In a shocking turn of events, Su Zhu, the co-founder of Three Arrows Capital (3AC), a once prominent Singaporean hedge fund, has been apprehended at Singapore’s Changi International Airport. This arrest comes after Zhu attempted to flee the country following a court order demanding his cooperation with the liquidator’s investigations. This article delves into the relentless mismanagement and regulatory violations that led to the collapse of 3AC and the subsequent fallout for its founders and investors.

The Fall from Grace

Just a few months ago, 3AC managed over $10 billion in digital assets, making it a major player in the Asian hedge fund industry. However, the fund’s downfall began with a series of failed leveraged trades on the Terra ecosystem, resulting in massive losses and leaving creditors with over $3.5 billion in claims. This catastrophic event triggered a chain reaction that led to the bankruptcy of 3AC’s counterparties, including Celsius, Voyager, and FTX.

Avoiding Responsibility

One would expect the founders of a hedge fund responsible for such a massive financial collapse to shoulder the blame and take steps to rectify the situation. Instead, Su Zhu and his co-founder, Kyle Livingston Davies, chose to evade responsibility. Davies fled to Dubai earlier this year and even opened a restaurant, while Zhu transformed his $36 million luxury property in Singapore into an eco-farm. These actions demonstrate a complete disregard for the investors who entrusted them with their funds.

Regulatory Violations

The Monetary Authority of Singapore (MAS) has barred both Zhu and Davies from conducting any enterprise investment activity in the city-state for nine years due to various regulatory violations.
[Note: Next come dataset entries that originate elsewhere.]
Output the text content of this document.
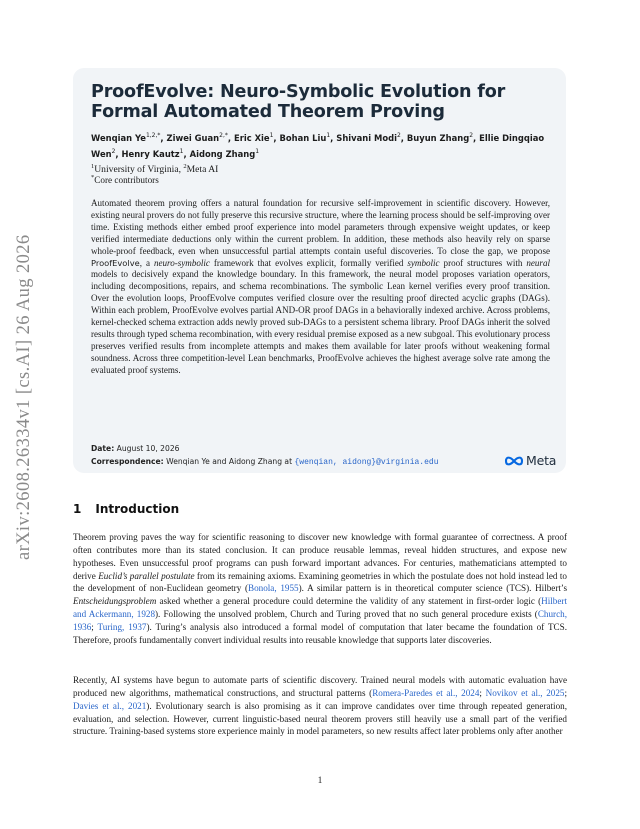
arXiv:2608.26334v1 [cs.AI] 26 Aug 2026
ProofEvolve: Neuro-Symbolic Evolution for Formal Automated Theorem Proving
Wenqian $Ye^{1,2,*}$, Ziwei Guan$^{2,*}$, Eric Xie$^1$, Bohan Liu$^1$, Shivani Modi$^2$, Buyun Zhang$^2$, Ellie Dingqiao Wen$^2$, Henry Kautz$^1$, Aidong Zhang$^1$
$^1$University of Virginia, $^2$Meta AI
*Core contributors
Automated theorem proving offers a natural foundation for recursive self-improvement in scientific discovery. However, existing neural provers do not fully preserve this recursive structure, where the learning process should be self-improving over time. Existing methods either embed proof experience into model parameters through expensive weight updates, or keep verified intermediate deductions only within the current problem. In addition, these methods also heavily rely on sparse whole-proof feedback, even when unsuccessful partial attempts contain useful discoveries. To close the gap, we propose ProofEvolve, a neuro-symbolic framework that evolves explicit, formally verified symbolic proof structures with neural models to decisively expand the knowledge boundary. In this framework, the neural model proposes variation operators, including decompositions, repairs, and schema recombinations. The symbolic Lean kernel verifies every proof transition. Over the evolution loops, ProofEvolve computes verified closure over the resulting proof directed acyclic graphs (DAGs). Within each problem, ProofEvolve evolves partial AND-OR proof DAGs in a behaviorally indexed archive. Across problems, kernel-checked schema extraction adds newly proved sub-DAGs to a persistent schema library. Proof DAGs inherit the solved results through typed schema recombination, with every residual premise exposed as a new subgoal. This evolutionary process preserves verified results from incomplete attempts and makes them available for later proofs without weakening formal soundness. Across three competition-level Lean benchmarks, ProofEvolve achieves the highest average solve rate among the evaluated proof systems.
Date: August 10, 2026
Correspondence: Wenqian Ye and Aidong Zhang at {wenqian, aidong}@virginia.edu	Meta
1 Introduction

Theorem proving paves the way for scientific reasoning to discover new knowledge with formal guarantee of correctness. A proof often contributes more than its stated conclusion. It can produce reusable lemmas, reveal hidden structures, and expose new hypotheses. Even unsuccessful proof programs can push forward important advances. For centuries, mathematicians attempted to derive Euclid’s parallel postulate from its remaining axioms. Examining geometries in which the postulate does not hold instead led to the development of non-Euclidean geometry (Bonola, 1955). A similar pattern is in theoretical computer science (TCS). Hilbert’s Entscheidungsproblem asked whether a general procedure could determine the validity of any statement in first-order logic (Hilbert and Ackermann, 1928). Following the unsolved problem, Church and Turing proved that no such general procedure exists (Church, 1936; Turing, 1937). Turing’s analysis also introduced a formal model of computation that later became the foundation of TCS. Therefore, proofs fundamentally convert individual results into reusable knowledge that supports later discoveries.

Recently, AI systems have begun to automate parts of scientific discovery. Trained neural models with automatic evaluation have produced new algorithms, mathematical constructions, and structural patterns (Romera-Paredes et al., 2024; Novikov et al., 2025; Davies et al., 2021). Evolutionary search is also promising as it can improve candidates over time through repeated generation, evaluation, and selection. However, current linguistic-based neural theorem provers still heavily use a small part of the verified structure. Training-based systems store experience mainly in model parameters, so new results affect later problems only after another

1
One such violation was exceeding 3AC’s statutory assets under management limit, a clear breach of trust and a failure to adhere to industry regulations. These violations further highlight the founders’ lack of integrity and willingness to bend the rules for personal gain.

The collapse of 3AC has left creditors in a dire situation, with little hope for recovering their investments. The appointed liquidator, Teneo, has stated that they will seek to engage with Zhu during his imprisonment in an attempt to recover assets acquired using 3AC’s funds. This process, however, is likely to be arduous and may not yield favorable results for creditors, who have already suffered significant financial losses.

Adding insult to injury, Su Zhu and Kyle Livingston Davies launched OPNX, a platform for trading bankruptcy claims on fallen crypto companies, including 3AC and FTX. Despite raising $25 million in funding, the platform failed to gain traction and saw a significant decline in its token value following Zhu’s arrest. OPNX’s claims dashboard remains dysfunctional, further evidencing the founders’ inability to execute successful ventures.

Despite their ongoing legal battles and the financial wreckage left behind, Zhu and Davies attempted to reshape their public image. They established 3AC Ventures, a venture capital fund, and made investments in projects like “Gamerlan.” However, these efforts seem unlikely to salvage their tarnished reputation or provide solace to the creditors who have suffered immense losses.

While the future looks bleak for the creditors of 3AC, there have been some promising developments. Teneo, the liquidator for 3AC, has successfully recovered several nonfungible tokens owned by the hedge fund and auctioned them off, netting a total of $13.4 million. This recovery of assets provides a glimmer of hope for creditors and serves as a reminder that there may yet be a chance to recoup some of their losses.

The demise of Three Arrows Capital serves as a cautionary tale for investors and fund managers alike. The mismanagement, regulatory violations, and lack of accountability exhibited by Su Zhu and Kyle Livingston Davies highlight the importance of due diligence when selecting investment opportunities. It is crucial to learn from their mistakes to prevent similar catastrophes in the future.